The variance of the Gaussian noise signal in the heave, roll, and pitch direction are 10%, 1%, and 1% of the original amplitude, respectively.
Figure 16,
Figure 17 and
Figure 18 show the motion deviation in three directions of the Stewart compensation platform using the proposed control algorithm and the PID control algorithm. We can see that both control strategies have positive effects on ship disturbance compensation. When using the PID control algorithm, the RMSE in the three directions of heave, pitch, and roll is 3.87 mm, 0.2183°, and 0.2023°. When using the proposed control algorithm, the RMSE in the three directions of heave, pitch, and roll is 0.2821 mm, 0.17°, and 0.1699°. The simulation results show that the maximum error value based on BP is smaller than that of the PID control algorithm. The new control method can reduce the position deviation by 12.72 times, and attitude deviation by 0.26 times and 0.17 times. The error of the proposed control method is stable near a certain value, while the error of the PID control algorithm fluctuates greatly around this value. Therefore, the shipborne Stewart platform using the proposed control method is more stable in the roll and pitch directions.

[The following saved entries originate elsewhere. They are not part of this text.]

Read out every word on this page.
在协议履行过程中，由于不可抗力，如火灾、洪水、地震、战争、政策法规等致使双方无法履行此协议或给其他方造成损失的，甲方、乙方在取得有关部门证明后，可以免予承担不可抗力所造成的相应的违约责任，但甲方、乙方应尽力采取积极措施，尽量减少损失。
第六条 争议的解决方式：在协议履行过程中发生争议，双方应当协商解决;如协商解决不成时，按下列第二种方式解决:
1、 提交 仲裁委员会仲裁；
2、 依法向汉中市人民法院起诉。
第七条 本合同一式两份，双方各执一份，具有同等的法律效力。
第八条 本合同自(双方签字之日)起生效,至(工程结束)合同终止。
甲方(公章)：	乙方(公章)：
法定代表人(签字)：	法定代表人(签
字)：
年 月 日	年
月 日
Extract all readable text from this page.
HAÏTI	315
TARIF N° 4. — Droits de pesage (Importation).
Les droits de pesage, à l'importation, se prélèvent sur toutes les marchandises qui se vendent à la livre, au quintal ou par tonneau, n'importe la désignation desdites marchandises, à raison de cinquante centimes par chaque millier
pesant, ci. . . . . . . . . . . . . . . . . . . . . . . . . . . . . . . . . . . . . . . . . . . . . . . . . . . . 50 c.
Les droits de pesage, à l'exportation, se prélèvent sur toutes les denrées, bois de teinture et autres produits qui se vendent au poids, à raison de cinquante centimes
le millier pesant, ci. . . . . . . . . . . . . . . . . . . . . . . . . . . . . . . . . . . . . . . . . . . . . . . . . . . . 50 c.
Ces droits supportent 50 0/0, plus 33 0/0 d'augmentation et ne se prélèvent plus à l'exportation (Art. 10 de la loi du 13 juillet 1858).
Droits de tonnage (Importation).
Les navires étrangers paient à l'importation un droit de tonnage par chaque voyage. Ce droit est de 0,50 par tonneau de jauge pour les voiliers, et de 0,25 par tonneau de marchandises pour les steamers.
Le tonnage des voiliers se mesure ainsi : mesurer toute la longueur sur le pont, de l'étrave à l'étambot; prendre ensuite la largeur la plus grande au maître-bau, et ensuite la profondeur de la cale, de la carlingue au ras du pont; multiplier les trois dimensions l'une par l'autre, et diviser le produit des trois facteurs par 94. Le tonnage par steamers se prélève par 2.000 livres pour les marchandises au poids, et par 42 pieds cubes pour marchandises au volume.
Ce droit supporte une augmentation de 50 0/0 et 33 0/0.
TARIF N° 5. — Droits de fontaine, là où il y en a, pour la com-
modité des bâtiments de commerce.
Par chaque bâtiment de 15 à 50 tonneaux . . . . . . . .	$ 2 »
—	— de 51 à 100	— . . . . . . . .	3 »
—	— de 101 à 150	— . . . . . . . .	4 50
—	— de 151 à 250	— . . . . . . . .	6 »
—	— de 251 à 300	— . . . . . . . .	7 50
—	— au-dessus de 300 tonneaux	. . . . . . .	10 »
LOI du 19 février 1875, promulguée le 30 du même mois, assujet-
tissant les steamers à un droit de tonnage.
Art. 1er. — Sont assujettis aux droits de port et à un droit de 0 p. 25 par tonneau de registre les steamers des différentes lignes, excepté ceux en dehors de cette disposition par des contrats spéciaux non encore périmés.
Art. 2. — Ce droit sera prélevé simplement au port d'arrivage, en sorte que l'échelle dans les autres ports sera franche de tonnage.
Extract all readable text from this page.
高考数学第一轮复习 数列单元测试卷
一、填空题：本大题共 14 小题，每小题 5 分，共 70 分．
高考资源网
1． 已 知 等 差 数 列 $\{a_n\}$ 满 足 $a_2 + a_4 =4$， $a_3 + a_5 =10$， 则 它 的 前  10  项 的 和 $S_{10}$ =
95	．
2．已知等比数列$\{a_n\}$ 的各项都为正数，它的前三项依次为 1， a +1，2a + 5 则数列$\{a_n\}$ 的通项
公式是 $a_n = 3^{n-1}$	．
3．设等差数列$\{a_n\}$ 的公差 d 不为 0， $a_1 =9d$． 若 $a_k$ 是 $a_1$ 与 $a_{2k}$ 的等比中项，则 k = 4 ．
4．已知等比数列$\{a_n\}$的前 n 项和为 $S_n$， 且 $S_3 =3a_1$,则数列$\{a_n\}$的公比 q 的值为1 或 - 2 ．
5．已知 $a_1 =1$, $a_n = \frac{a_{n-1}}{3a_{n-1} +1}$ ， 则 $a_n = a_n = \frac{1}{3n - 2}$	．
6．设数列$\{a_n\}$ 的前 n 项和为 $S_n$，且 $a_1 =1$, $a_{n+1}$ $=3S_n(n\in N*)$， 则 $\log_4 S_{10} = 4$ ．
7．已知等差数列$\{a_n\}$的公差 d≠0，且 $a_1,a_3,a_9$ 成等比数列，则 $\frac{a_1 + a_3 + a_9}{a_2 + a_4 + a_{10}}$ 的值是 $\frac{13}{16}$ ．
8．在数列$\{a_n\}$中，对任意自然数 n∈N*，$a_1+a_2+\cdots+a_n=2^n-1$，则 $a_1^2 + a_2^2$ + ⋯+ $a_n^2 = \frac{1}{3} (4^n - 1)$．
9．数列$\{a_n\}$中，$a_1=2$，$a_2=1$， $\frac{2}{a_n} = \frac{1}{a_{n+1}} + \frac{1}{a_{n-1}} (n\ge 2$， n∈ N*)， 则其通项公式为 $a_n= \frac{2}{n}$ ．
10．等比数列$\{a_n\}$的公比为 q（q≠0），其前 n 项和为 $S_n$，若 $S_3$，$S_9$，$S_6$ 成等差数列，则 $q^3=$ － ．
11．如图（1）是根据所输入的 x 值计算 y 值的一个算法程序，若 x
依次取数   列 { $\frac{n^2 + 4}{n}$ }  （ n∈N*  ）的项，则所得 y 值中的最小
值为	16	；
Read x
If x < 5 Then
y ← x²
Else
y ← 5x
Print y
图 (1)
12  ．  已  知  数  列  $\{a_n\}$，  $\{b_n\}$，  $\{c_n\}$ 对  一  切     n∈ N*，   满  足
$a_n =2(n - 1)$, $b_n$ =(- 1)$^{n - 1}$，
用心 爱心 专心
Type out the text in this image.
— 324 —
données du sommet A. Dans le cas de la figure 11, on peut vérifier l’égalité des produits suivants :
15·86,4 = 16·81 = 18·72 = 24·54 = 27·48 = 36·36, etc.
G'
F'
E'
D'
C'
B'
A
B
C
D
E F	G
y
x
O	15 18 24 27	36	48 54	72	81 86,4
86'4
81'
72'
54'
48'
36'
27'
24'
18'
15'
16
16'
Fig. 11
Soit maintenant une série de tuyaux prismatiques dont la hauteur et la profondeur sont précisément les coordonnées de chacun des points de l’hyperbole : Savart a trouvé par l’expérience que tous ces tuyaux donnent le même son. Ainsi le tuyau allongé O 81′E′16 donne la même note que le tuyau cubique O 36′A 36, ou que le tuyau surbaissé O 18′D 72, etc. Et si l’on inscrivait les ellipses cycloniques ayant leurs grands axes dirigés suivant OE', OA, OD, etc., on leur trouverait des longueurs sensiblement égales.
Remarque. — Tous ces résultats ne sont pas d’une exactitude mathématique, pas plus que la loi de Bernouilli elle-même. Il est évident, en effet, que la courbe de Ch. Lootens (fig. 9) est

4.4. Irregular Wave Case with Noise
The Gaussian noise signal is added on the basis of the irregular wave operating condition. The variance of the Gaussian noise signal in the heave, roll, and pitch direction are 10%, 1%, and 1% of the original amplitude, respectively.
Figure 19,
Figure 20 and
Figure 21 show the motion deviation in three directions of the Stewart compensation platform using the proposed control algorithm and the PID control algorithm. It can be seen from the figure that both control strategies have positive effects on ship disturbance compensation. When using the PID control algorithm, the RMSE in the three directions of heave, pitch, and roll is 0.7846 mm, 0.0686°, and 0.0741°. When using the control algorithm proposed in this article, the RMSE in the three directions of heave, pitch, and roll is 0.1108 mm, 0.0651°, and 0.0714°. The simulation results show that the maximum error value based on BP is smaller than that of the PID control algorithm. Compared with the traditional method, the proposed control method can reduce the position deviation by 6.08 times, and attitude deviation by 0.09 times and 0.08 times. The error of the proposed control method is stable near a certain value, while the error of the PID control algorithm fluctuates greatly around this value. Therefore, the shipborne Stewart platform using the proposed control method is more stable in the roll and pitch directions. The results further confirm the superiority of the proposed method has a higher control accuracy under complex working conditions than the PID method.